Der nicht mehr zeitgemäße Altbau wurde jetzt durch ein neues viergeschossiges Bettenhaus ersetzt. Es schließt sich an den bestehenden Gebäudekomplex an. Die Bauzeit betrug zwei Jahre, die Kosten beliefen sich auf rund 22 Millionen Euro. Die Obergeschosse bieten Platz für jeweils 42 Betten. Patienten, Besucher, Ärzte und Personal finden helle und freundliche Aufenthalts- und Funktionsräume vor. Öffentliche und nichtöffentliche Verkehrswege verlaufen voneinander getrennt. Das Erdgeschoss beherbergt u.a. die Zentralküche mit einer Kapazität von 2.600 Essen pro Mahlzeit.

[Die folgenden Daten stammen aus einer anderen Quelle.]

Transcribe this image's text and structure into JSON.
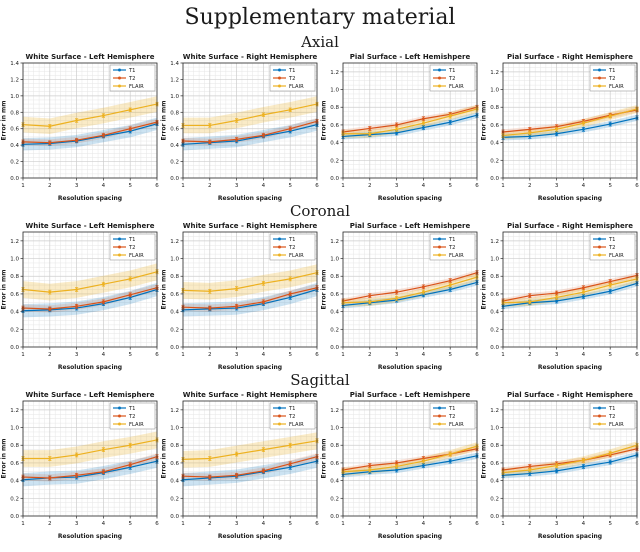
{
  "title": "Supplementary material",
  "rows": [
    {
      "label": "Axial"
    },
    {
      "label": "Coronal"
    },
    {
      "label": "Sagittal"
    }
  ],
  "legend": [
    "T1",
    "T2",
    "FLAIR"
  ],
  "colors": {
    "T1": "#0072BD",
    "T2": "#D95319",
    "FLAIR": "#EDB120"
  },
  "grid_colors": {
    "minor": "#e6e6e6",
    "major": "#cdcdcd",
    "spine": "#2b2b2b"
  },
  "axis": {
    "xlabel": "Resolution spacing",
    "ylabel": "Error in mm",
    "x_ticks": [
      1,
      2,
      3,
      4,
      5,
      6
    ],
    "ytick_step": 0.2
  },
  "chart_data": [
    {
      "type": "line",
      "row": 0,
      "col": 0,
      "title": "White Surface - Left Hemisphere",
      "xlabel": "Resolution spacing",
      "ylabel": "Error in mm",
      "x": [
        1,
        2,
        3,
        4,
        5,
        6
      ],
      "ylim": [
        0,
        1.4
      ],
      "series": [
        {
          "name": "T1",
          "values": [
            0.41,
            0.42,
            0.45,
            0.51,
            0.57,
            0.66
          ],
          "band": 0.075
        },
        {
          "name": "T2",
          "values": [
            0.44,
            0.43,
            0.46,
            0.52,
            0.6,
            0.68
          ],
          "band": 0.04
        },
        {
          "name": "FLAIR",
          "values": [
            0.65,
            0.63,
            0.7,
            0.76,
            0.83,
            0.9
          ],
          "band": 0.095
        }
      ]
    },
    {
      "type": "line",
      "row": 0,
      "col": 1,
      "title": "White Surface - Right Hemisphere",
      "xlabel": "Resolution spacing",
      "ylabel": "Error in mm",
      "x": [
        1,
        2,
        3,
        4,
        5,
        6
      ],
      "ylim": [
        0,
        1.4
      ],
      "series": [
        {
          "name": "T1",
          "values": [
            0.41,
            0.43,
            0.45,
            0.51,
            0.57,
            0.65
          ],
          "band": 0.075
        },
        {
          "name": "T2",
          "values": [
            0.45,
            0.44,
            0.47,
            0.52,
            0.6,
            0.69
          ],
          "band": 0.04
        },
        {
          "name": "FLAIR",
          "values": [
            0.64,
            0.64,
            0.7,
            0.77,
            0.83,
            0.9
          ],
          "band": 0.095
        }
      ]
    },
    {
      "type": "line",
      "row": 0,
      "col": 2,
      "title": "Pial Surface - Left Hemishpere",
      "xlabel": "Resolution spacing",
      "ylabel": "Error in mm",
      "x": [
        1,
        2,
        3,
        4,
        5,
        6
      ],
      "ylim": [
        0,
        1.3
      ],
      "series": [
        {
          "name": "T1",
          "values": [
            0.47,
            0.49,
            0.51,
            0.57,
            0.63,
            0.71
          ],
          "band": 0.035
        },
        {
          "name": "T2",
          "values": [
            0.52,
            0.56,
            0.6,
            0.67,
            0.72,
            0.8
          ],
          "band": 0.03
        },
        {
          "name": "FLAIR",
          "values": [
            0.5,
            0.5,
            0.55,
            0.62,
            0.7,
            0.78
          ],
          "band": 0.045
        }
      ]
    },
    {
      "type": "line",
      "row": 0,
      "col": 3,
      "title": "Pial Surface - Right Hemisphere",
      "xlabel": "Resolution spacing",
      "ylabel": "Error in mm",
      "x": [
        1,
        2,
        3,
        4,
        5,
        6
      ],
      "ylim": [
        0,
        1.3
      ],
      "series": [
        {
          "name": "T1",
          "values": [
            0.46,
            0.47,
            0.5,
            0.55,
            0.61,
            0.68
          ],
          "band": 0.035
        },
        {
          "name": "T2",
          "values": [
            0.52,
            0.55,
            0.58,
            0.64,
            0.71,
            0.77
          ],
          "band": 0.03
        },
        {
          "name": "FLAIR",
          "values": [
            0.48,
            0.51,
            0.55,
            0.62,
            0.7,
            0.78
          ],
          "band": 0.045
        }
      ]
    },
    {
      "type": "line",
      "row": 1,
      "col": 0,
      "title": "White Surface - Left Hemisphere",
      "xlabel": "Resolution spacing",
      "ylabel": "Error in mm",
      "x": [
        1,
        2,
        3,
        4,
        5,
        6
      ],
      "ylim": [
        0,
        1.3
      ],
      "series": [
        {
          "name": "T1",
          "values": [
            0.41,
            0.42,
            0.44,
            0.49,
            0.56,
            0.65
          ],
          "band": 0.075
        },
        {
          "name": "T2",
          "values": [
            0.44,
            0.43,
            0.46,
            0.51,
            0.59,
            0.67
          ],
          "band": 0.04
        },
        {
          "name": "FLAIR",
          "values": [
            0.65,
            0.62,
            0.65,
            0.71,
            0.77,
            0.85
          ],
          "band": 0.095
        }
      ]
    },
    {
      "type": "line",
      "row": 1,
      "col": 1,
      "title": "White Surface - Right Hemisphere",
      "xlabel": "Resolution spacing",
      "ylabel": "Error in mm",
      "x": [
        1,
        2,
        3,
        4,
        5,
        6
      ],
      "ylim": [
        0,
        1.3
      ],
      "series": [
        {
          "name": "T1",
          "values": [
            0.42,
            0.43,
            0.44,
            0.49,
            0.56,
            0.65
          ],
          "band": 0.075
        },
        {
          "name": "T2",
          "values": [
            0.45,
            0.44,
            0.46,
            0.51,
            0.6,
            0.67
          ],
          "band": 0.04
        },
        {
          "name": "FLAIR",
          "values": [
            0.64,
            0.63,
            0.66,
            0.72,
            0.77,
            0.84
          ],
          "band": 0.095
        }
      ]
    },
    {
      "type": "line",
      "row": 1,
      "col": 2,
      "title": "Pial Surface - Left Hemishpere",
      "xlabel": "Resolution spacing",
      "ylabel": "Error in mm",
      "x": [
        1,
        2,
        3,
        4,
        5,
        6
      ],
      "ylim": [
        0,
        1.3
      ],
      "series": [
        {
          "name": "T1",
          "values": [
            0.47,
            0.5,
            0.53,
            0.59,
            0.65,
            0.73
          ],
          "band": 0.035
        },
        {
          "name": "T2",
          "values": [
            0.52,
            0.58,
            0.62,
            0.68,
            0.75,
            0.84
          ],
          "band": 0.03
        },
        {
          "name": "FLAIR",
          "values": [
            0.5,
            0.51,
            0.55,
            0.62,
            0.7,
            0.79
          ],
          "band": 0.045
        }
      ]
    },
    {
      "type": "line",
      "row": 1,
      "col": 3,
      "title": "Pial Surface - Right Hemisphere",
      "xlabel": "Resolution spacing",
      "ylabel": "Error in mm",
      "x": [
        1,
        2,
        3,
        4,
        5,
        6
      ],
      "ylim": [
        0,
        1.3
      ],
      "series": [
        {
          "name": "T1",
          "values": [
            0.46,
            0.5,
            0.52,
            0.57,
            0.63,
            0.72
          ],
          "band": 0.035
        },
        {
          "name": "T2",
          "values": [
            0.52,
            0.58,
            0.61,
            0.67,
            0.74,
            0.81
          ],
          "band": 0.03
        },
        {
          "name": "FLAIR",
          "values": [
            0.5,
            0.51,
            0.56,
            0.62,
            0.7,
            0.77
          ],
          "band": 0.045
        }
      ]
    },
    {
      "type": "line",
      "row": 2,
      "col": 0,
      "title": "White Surface - Left Hemisphere",
      "xlabel": "Resolution spacing",
      "ylabel": "Error in mm",
      "x": [
        1,
        2,
        3,
        4,
        5,
        6
      ],
      "ylim": [
        0,
        1.3
      ],
      "series": [
        {
          "name": "T1",
          "values": [
            0.41,
            0.43,
            0.44,
            0.49,
            0.55,
            0.62
          ],
          "band": 0.075
        },
        {
          "name": "T2",
          "values": [
            0.44,
            0.43,
            0.46,
            0.5,
            0.58,
            0.67
          ],
          "band": 0.04
        },
        {
          "name": "FLAIR",
          "values": [
            0.65,
            0.65,
            0.69,
            0.75,
            0.8,
            0.86
          ],
          "band": 0.095
        }
      ]
    },
    {
      "type": "line",
      "row": 2,
      "col": 1,
      "title": "White Surface - Right Hemisphere",
      "xlabel": "Resolution spacing",
      "ylabel": "Error in mm",
      "x": [
        1,
        2,
        3,
        4,
        5,
        6
      ],
      "ylim": [
        0,
        1.3
      ],
      "series": [
        {
          "name": "T1",
          "values": [
            0.41,
            0.43,
            0.45,
            0.5,
            0.55,
            0.62
          ],
          "band": 0.075
        },
        {
          "name": "T2",
          "values": [
            0.45,
            0.44,
            0.46,
            0.51,
            0.59,
            0.67
          ],
          "band": 0.04
        },
        {
          "name": "FLAIR",
          "values": [
            0.64,
            0.65,
            0.7,
            0.75,
            0.8,
            0.85
          ],
          "band": 0.095
        }
      ]
    },
    {
      "type": "line",
      "row": 2,
      "col": 2,
      "title": "Pial Surface - Left Hemishpere",
      "xlabel": "Resolution spacing",
      "ylabel": "Error in mm",
      "x": [
        1,
        2,
        3,
        4,
        5,
        6
      ],
      "ylim": [
        0,
        1.3
      ],
      "series": [
        {
          "name": "T1",
          "values": [
            0.47,
            0.5,
            0.52,
            0.57,
            0.62,
            0.68
          ],
          "band": 0.035
        },
        {
          "name": "T2",
          "values": [
            0.52,
            0.57,
            0.6,
            0.65,
            0.7,
            0.76
          ],
          "band": 0.03
        },
        {
          "name": "FLAIR",
          "values": [
            0.5,
            0.52,
            0.56,
            0.62,
            0.7,
            0.79
          ],
          "band": 0.045
        }
      ]
    },
    {
      "type": "line",
      "row": 2,
      "col": 3,
      "title": "Pial Surface - Right Hemisphere",
      "xlabel": "Resolution spacing",
      "ylabel": "Error in mm",
      "x": [
        1,
        2,
        3,
        4,
        5,
        6
      ],
      "ylim": [
        0,
        1.3
      ],
      "series": [
        {
          "name": "T1",
          "values": [
            0.46,
            0.48,
            0.51,
            0.56,
            0.61,
            0.69
          ],
          "band": 0.035
        },
        {
          "name": "T2",
          "values": [
            0.52,
            0.56,
            0.59,
            0.63,
            0.69,
            0.76
          ],
          "band": 0.03
        },
        {
          "name": "FLAIR",
          "values": [
            0.49,
            0.52,
            0.57,
            0.63,
            0.71,
            0.8
          ],
          "band": 0.045
        }
      ]
    }
  ]
}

Sie beliefert auch externe Empfänger.
In dem komplexen Bau wurde eine breite Vielfalt an Funktionstüren eingesetzt: Rund 140 Rohrprofil- und Stahlblechtüren, außerdem konventionelle Zimmertüren und zwei Sectionaltore. Der Auftragswert für die Metall-Bauelemente beträgt rund 450.000 Euro.